True to their word, I was wheeled down to theatre at about 9.30 am on Sunday morning and was
back on the Ward by 1pm with a complete hip replacement. Funny that, I’d planned to get my
knee done first.
As I sit here typing on Monday evening, I’ve managed to walk (aided) to the loo, and have been
seen by an array of specialists. I’m easily the youngest of six on my ward, all of whom have hip
fractures, and some of whom unfortunately also suffer from dementia.
I don’t think it’s possible to overstate the dedication of every member of the NHS with whom I’ve
interacted.

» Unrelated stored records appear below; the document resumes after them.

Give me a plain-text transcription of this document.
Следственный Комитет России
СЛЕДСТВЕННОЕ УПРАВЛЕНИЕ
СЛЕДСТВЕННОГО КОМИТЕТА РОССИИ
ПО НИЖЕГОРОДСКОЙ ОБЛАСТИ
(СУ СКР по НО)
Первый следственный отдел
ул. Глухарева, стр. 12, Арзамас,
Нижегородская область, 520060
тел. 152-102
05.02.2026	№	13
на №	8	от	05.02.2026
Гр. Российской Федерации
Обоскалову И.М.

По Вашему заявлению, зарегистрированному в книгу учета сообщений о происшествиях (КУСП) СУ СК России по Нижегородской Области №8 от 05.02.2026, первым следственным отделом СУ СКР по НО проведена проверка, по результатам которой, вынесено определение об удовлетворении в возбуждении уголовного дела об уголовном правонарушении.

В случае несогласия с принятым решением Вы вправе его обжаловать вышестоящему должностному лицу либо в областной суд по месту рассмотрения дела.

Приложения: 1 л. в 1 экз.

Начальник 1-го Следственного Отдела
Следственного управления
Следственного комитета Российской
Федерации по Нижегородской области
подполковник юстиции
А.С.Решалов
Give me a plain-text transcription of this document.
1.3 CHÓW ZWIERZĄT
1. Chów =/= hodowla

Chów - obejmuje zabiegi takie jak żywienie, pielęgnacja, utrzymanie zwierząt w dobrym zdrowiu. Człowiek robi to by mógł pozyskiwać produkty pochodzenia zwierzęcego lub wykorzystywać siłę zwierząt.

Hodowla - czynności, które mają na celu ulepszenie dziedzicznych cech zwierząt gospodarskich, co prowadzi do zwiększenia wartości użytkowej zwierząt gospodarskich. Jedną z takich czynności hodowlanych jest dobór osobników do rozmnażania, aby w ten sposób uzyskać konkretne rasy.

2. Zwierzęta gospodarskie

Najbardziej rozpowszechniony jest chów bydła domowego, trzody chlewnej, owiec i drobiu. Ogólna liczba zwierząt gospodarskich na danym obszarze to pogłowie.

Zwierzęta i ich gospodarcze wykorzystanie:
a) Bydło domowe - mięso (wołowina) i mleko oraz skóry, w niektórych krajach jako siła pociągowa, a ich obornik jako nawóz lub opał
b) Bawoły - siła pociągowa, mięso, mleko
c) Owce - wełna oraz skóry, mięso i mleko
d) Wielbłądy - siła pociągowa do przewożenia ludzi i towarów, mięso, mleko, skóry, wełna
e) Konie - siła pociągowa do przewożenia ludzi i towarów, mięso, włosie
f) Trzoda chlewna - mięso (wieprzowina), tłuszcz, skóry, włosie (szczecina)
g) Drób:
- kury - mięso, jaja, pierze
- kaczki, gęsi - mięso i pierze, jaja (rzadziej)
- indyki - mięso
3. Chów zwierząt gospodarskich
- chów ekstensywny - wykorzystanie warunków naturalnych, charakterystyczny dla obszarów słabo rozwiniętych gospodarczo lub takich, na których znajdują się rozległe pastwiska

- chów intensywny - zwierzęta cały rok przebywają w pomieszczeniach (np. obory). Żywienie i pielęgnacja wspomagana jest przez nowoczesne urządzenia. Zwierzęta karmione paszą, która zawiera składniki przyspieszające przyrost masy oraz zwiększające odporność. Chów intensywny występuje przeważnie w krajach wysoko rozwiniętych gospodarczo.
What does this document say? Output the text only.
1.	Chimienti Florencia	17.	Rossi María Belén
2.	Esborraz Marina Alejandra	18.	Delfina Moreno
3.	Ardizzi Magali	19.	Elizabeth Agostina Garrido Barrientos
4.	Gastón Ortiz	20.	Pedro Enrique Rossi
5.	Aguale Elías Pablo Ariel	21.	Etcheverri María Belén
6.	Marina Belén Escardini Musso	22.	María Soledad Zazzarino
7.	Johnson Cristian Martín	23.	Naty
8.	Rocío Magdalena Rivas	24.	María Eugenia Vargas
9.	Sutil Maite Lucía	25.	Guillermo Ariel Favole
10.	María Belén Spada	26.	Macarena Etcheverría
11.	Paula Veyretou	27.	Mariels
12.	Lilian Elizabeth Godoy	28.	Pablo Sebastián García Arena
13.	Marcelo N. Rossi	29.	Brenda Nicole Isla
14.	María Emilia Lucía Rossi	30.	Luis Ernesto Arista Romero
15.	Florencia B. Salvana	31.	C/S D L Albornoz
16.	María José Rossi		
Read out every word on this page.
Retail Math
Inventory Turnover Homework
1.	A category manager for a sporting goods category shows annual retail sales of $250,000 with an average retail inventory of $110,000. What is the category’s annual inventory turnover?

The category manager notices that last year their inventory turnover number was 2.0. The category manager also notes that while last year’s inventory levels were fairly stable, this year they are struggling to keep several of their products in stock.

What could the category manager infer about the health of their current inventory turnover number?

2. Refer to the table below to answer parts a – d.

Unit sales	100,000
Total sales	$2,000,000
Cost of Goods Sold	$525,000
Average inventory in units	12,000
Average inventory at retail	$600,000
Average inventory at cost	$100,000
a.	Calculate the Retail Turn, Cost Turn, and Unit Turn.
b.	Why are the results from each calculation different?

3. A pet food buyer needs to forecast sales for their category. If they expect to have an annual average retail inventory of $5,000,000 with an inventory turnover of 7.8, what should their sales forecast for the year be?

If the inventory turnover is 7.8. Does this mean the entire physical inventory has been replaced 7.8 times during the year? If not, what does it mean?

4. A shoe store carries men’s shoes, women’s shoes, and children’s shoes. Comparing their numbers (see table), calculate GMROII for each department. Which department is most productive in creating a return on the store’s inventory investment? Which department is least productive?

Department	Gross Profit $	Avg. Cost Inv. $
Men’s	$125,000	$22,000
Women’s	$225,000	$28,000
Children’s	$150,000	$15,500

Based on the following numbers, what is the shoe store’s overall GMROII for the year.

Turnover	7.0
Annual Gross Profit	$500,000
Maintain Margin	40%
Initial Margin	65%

Let’s not get political - the organization itself is a mess - but my God, the people in it
are wonderful.
Big shout out to Steve, Bill and John; what a Club community we have and how proud I am to
belong to it.
Our holiday to Florence which we were due to leave for on Thursday has turned into a clean
kitchen/do gardening break. Most of that will undoubtedly fall to Sarah, who accepted my
proposal in the shadow of the Eiffel Tower 37 years ago, something I will always be grateful to her
for - my life partner as well as top cycle buddy.
Ironically, Michael, our Social ride leader, was on a first aid course. If only I’d waited another week.
He WhatsApp’d me his checklist and darn it, if we didn’t get only one of the items right!Lessons? Coat/safety blanket; What3Words; Help others; Have the phone you dialled 999 on with
you for callback; Maybe assemble away from pinch points; Avoid overhanging stuff; Marry Sarah.
Actually you can’t have that last one.